Rick Jones, of charity Refugee Action, said: "Where's the evidence that creating this hostile environment actually works and will create the environment where people will engage with the government and go home?"
He added: "We need to treat people with respect and dignity and not vilify people."
As well as the spot checks at transport hubs, there were raids on workplaces on Thursday.
A Home Office spokesman said there were a total of 160 arrests, 21 of which were at stations in London.
The other 139 suspected illegal immigrants and rogue employers were arrested at locations across the country including London, Durham, Manchester, Wales and Somerset.
'Reasonable suspicion'
The Home Office said there had been 228 immigration street operations since 2008 and there were 9,000 arrests in the past year for suspected immigration abuse.
An EHRC spokesman said it was writing to the Home Office about the checks at transport hubs.
He said the EHRC "will be examining the powers used and the justification for them, in order to assess whether unlawful discrimination took place".
Doreen Lawrence, who was confirmed this week as a Labour peer, said: "I'm sure there's illegal immigrants from all countries, but why would you focus that on people of colour, and I think racial profiling is coming into it."
But Mr Harper said the operations had been "based on intelligence and reasonable suspicion".
"We don't just stop people at random," he said, describing the series of arrests as "lawful and proportionate".
He later said the street operations "involved immigration officers talking to people in the local area and, where there was a reason to do so, asking questions in relation to immigration status".
He added: "Although we do not often run these kinds of operations, it is not a new way of working. We have used these tactics effectively over many years."
Mr Harper said he was confident immigration officers had complied with guidance, which says they must not stop people based on their race and colour but must have "reasonable suspicion" that someone has committed an immigration offence.
The guidance says street operations are designed to "target immigration offenders where intelligence has shown that they are gathered at specific locations at certain times".
Shadow immigration minister Chris Bryant said he had written to the home secretary questioning the basis on which the arrests were made.
"It is in everyone's interest to combat illegal immigration but profiling is not acceptable and should not be happening under any circumstances," he said.

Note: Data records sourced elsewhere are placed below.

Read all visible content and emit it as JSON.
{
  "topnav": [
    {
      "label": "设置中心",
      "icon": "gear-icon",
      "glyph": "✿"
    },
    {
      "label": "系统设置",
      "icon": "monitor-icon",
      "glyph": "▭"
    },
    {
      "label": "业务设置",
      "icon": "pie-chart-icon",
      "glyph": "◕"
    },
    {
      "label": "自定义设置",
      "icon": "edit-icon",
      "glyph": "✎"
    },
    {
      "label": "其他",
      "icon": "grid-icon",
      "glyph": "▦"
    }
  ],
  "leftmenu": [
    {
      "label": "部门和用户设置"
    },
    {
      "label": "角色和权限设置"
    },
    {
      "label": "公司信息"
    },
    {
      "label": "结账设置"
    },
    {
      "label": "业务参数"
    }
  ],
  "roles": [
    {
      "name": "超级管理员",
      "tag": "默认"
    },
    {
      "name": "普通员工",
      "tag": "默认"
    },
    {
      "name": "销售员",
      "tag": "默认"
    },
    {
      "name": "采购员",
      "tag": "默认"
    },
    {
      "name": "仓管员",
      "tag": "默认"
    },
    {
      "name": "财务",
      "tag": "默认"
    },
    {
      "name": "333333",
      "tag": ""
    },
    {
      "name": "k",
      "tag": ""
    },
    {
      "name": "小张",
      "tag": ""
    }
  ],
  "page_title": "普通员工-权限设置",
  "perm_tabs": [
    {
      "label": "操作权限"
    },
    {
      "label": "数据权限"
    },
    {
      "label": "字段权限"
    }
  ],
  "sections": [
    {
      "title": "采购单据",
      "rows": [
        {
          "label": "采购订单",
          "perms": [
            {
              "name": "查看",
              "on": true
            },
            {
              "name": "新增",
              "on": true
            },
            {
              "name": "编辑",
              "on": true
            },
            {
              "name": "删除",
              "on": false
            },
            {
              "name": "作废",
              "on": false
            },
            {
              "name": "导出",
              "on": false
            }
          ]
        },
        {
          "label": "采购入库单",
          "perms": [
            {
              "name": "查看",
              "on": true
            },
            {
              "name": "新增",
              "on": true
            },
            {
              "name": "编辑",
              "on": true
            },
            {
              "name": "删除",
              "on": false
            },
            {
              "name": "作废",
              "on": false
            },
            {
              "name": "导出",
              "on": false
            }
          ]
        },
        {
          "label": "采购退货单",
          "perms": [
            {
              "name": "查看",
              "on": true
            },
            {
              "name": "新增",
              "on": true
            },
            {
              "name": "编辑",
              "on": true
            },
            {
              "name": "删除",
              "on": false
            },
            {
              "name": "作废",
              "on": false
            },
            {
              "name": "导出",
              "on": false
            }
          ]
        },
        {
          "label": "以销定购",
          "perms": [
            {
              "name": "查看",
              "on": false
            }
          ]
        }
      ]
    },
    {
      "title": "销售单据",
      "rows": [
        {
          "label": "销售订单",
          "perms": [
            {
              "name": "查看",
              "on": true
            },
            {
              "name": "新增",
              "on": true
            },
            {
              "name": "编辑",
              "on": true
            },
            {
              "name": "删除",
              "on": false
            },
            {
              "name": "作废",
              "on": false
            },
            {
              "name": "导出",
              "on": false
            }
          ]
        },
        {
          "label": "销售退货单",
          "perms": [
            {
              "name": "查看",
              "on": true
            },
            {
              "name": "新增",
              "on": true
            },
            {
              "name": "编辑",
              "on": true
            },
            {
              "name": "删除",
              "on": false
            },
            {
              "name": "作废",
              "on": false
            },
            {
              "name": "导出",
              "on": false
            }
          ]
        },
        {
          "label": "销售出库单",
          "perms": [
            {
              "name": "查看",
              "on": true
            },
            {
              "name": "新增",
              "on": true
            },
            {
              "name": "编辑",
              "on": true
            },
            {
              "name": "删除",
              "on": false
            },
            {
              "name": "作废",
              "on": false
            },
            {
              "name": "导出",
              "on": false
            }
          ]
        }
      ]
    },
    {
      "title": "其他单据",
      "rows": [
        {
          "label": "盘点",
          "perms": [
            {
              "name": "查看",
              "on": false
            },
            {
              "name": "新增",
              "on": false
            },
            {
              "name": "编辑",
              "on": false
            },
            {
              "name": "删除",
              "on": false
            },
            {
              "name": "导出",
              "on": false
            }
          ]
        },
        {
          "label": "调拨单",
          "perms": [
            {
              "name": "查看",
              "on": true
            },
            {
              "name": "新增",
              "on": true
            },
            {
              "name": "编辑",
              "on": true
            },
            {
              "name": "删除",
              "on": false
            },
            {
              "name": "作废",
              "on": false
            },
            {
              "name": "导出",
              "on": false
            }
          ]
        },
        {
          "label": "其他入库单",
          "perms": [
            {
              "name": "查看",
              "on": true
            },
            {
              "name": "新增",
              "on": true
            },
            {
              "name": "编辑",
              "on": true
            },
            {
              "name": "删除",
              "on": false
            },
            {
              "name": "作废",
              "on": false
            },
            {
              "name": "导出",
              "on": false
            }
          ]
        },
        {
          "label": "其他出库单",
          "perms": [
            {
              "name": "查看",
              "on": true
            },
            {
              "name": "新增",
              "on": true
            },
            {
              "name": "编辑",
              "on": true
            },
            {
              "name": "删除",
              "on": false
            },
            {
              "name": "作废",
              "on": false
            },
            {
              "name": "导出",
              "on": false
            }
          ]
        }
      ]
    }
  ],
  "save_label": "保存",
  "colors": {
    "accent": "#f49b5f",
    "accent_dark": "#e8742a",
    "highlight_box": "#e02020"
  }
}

"Operations need to be intelligence-led, not based on ethnicity."
The Home Office's own guidance says that an immigration officer can only stop somebody if they have intelligence to say that that person may be an illegal immigrant, said Mr Bryant.
Mr Bryant said the government had released the figure of 160 arrests to look tough on immigration, but he said Home Secretary Theresa May had "refused so far" to say how many people were stopped.
UKIP leader Nigel Farage, whose party wants less immigration into the UK, said the government was "panicking" and trying to "sort the problem out in an overly fast and heavy handed manner".
"If it feels as if what is basically happening is that they are going to some parts of the country and stopping every person with a black face, then that is totally unacceptable," he said.
The Unite union said earlier it was seeking legal advice about whether the "go home" vans had "incited racial hatred".
General Secretary Len McCluskey said: "This is a vile act by a government that demeans its office by scrabbling around in the gutter with these stunts. This must not be rolled out nationwide, as some have suggested."
Labour peer Lord Lipsey has reported the posters to the Advertising Standards Authority.
The BBC revealed on Thursday how two-thirds of fines imposed on employers of illegal workers had been uncollected in the past five years, with only £25m of the £80m of fines issued collected.